- Directed by: Cirio H. Santiago
- Screenplay by: Joseph Zucchero
- Produced by: Cirio H. Santiago
- Starring: Brett Baxter Cec Verrell William Steis Ed Crick Robert Patrick
- Release date: 1987;
- Running time: 82 minutes
- Countries: United States Philippines
- Language: English

= Eye of the Eagle (1987 film) =

1987 film by Cirio H. Santiago

Eye of the Eagle (also known as The Lost Command) is a 1987 action-thriller film directed and produced by Cirio H. Santiago, written by Joseph Zucchero, and starring Brett Baxter, Cec Verrell, William Steis, Ed Crick and Robert Patrick. It was followed in 1989 by Eye of the Eagle 2: Inside the Enemy.

==Plot==
Sgt. Rick Stratton sets out to stop a band of renegades known as the Lost Command who are terrorizing South Vietnam.

==Cast==
- Brett Baxter Clark as Sgt. Stratton
- Robert Patrick as Cpl. Johnny Ransom
- Ed Crick as Sgt. Bo Rattner
- William Steis as Capt. Carter
- Cec Verrell as Chris Chandler
- Rey Malonzo as Cpl. Willy Leung
- Mike Monty as Col. Stark
- Vic Diaz as Col. Trang
- Henry Strzalkowski as Cpl Weasel Watkins
- Willie Williams as Gimme Five
- Nick Nicholson as Pfc. Crazy Dog
- David Light as Sgt. Maddox
- Mel Davidson as Cpl. Beller
- Jim Moss as Sgt. Warden
- Tony Beso as Lol Pot
- Jerry Hart as Doctor
- David Anderson as Special Forces Officer
- Steve Rogers as Sgt. Rattner's Men

==Reception==
Timothy Young of mondo-esoterica.net recommended it as "An action packed trashy war film that ticks almost all the necessary boxes" and called it "One for fans of low budget action and exploitation films."

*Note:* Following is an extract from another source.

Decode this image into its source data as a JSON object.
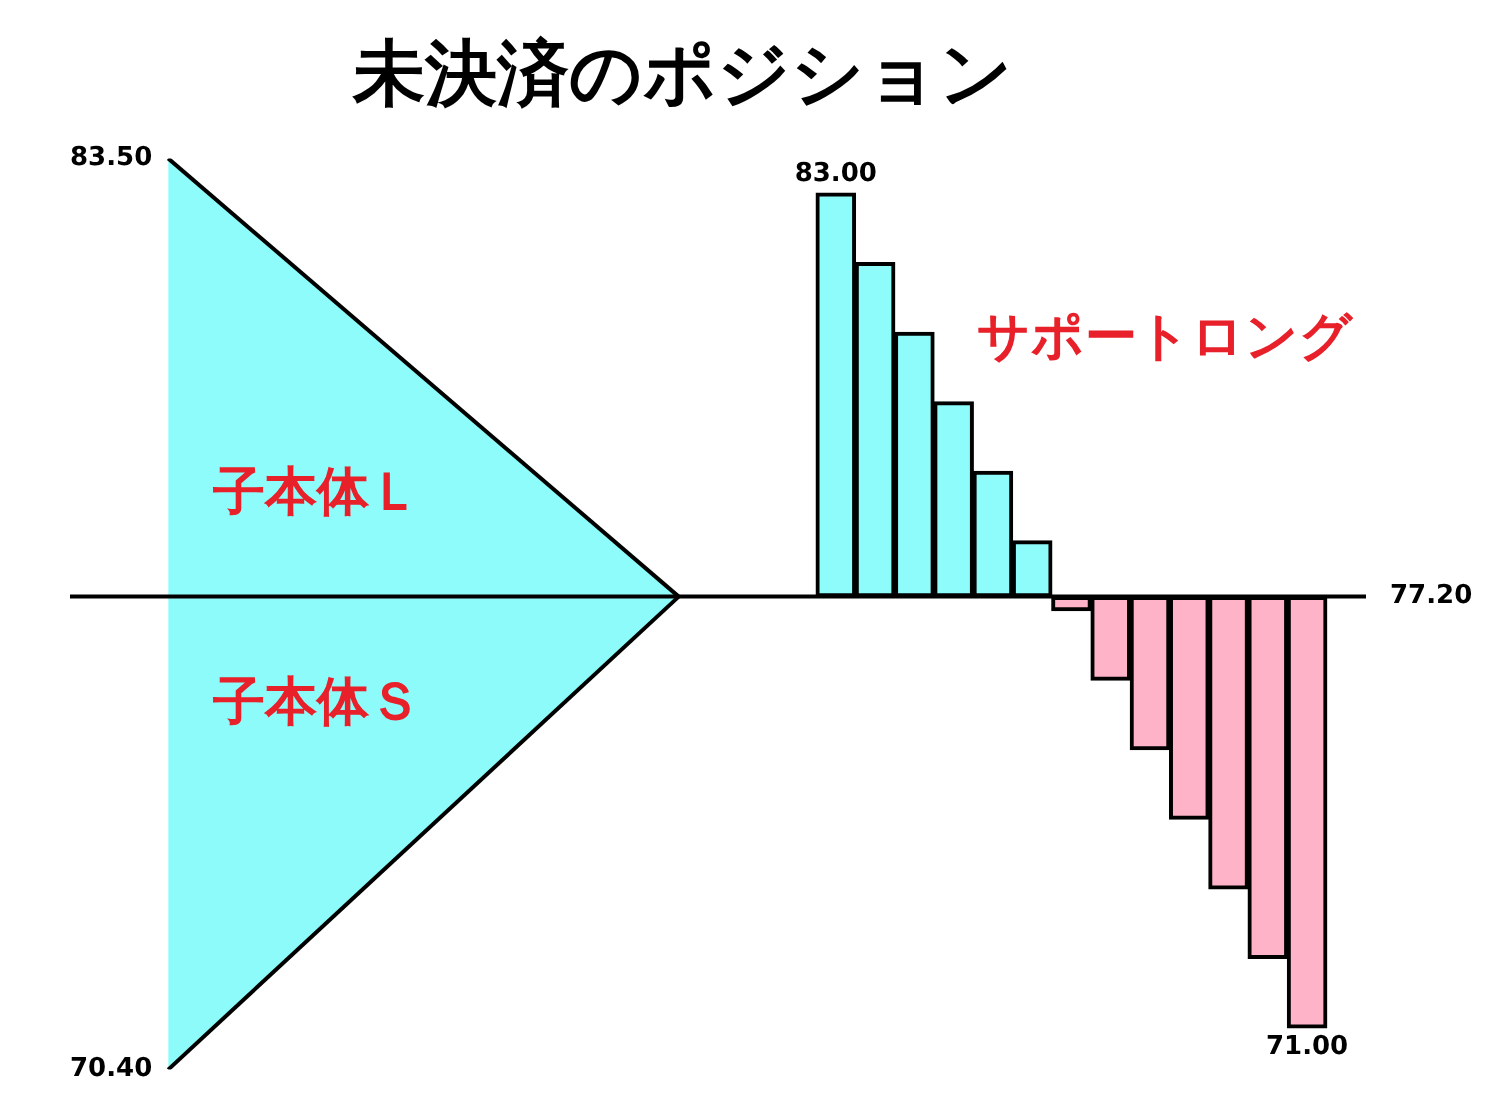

Criticonline.com's review reads, "If you like war action films, EYE OF THE EAGLE is a good way to spend 82 minutes."

Eric Reifschneider of bloodbrothersfilms.com gave the film a negative review of 1/5, writing, "All aspects of this film are just downright poor, from its writing, to its editing, to its acting."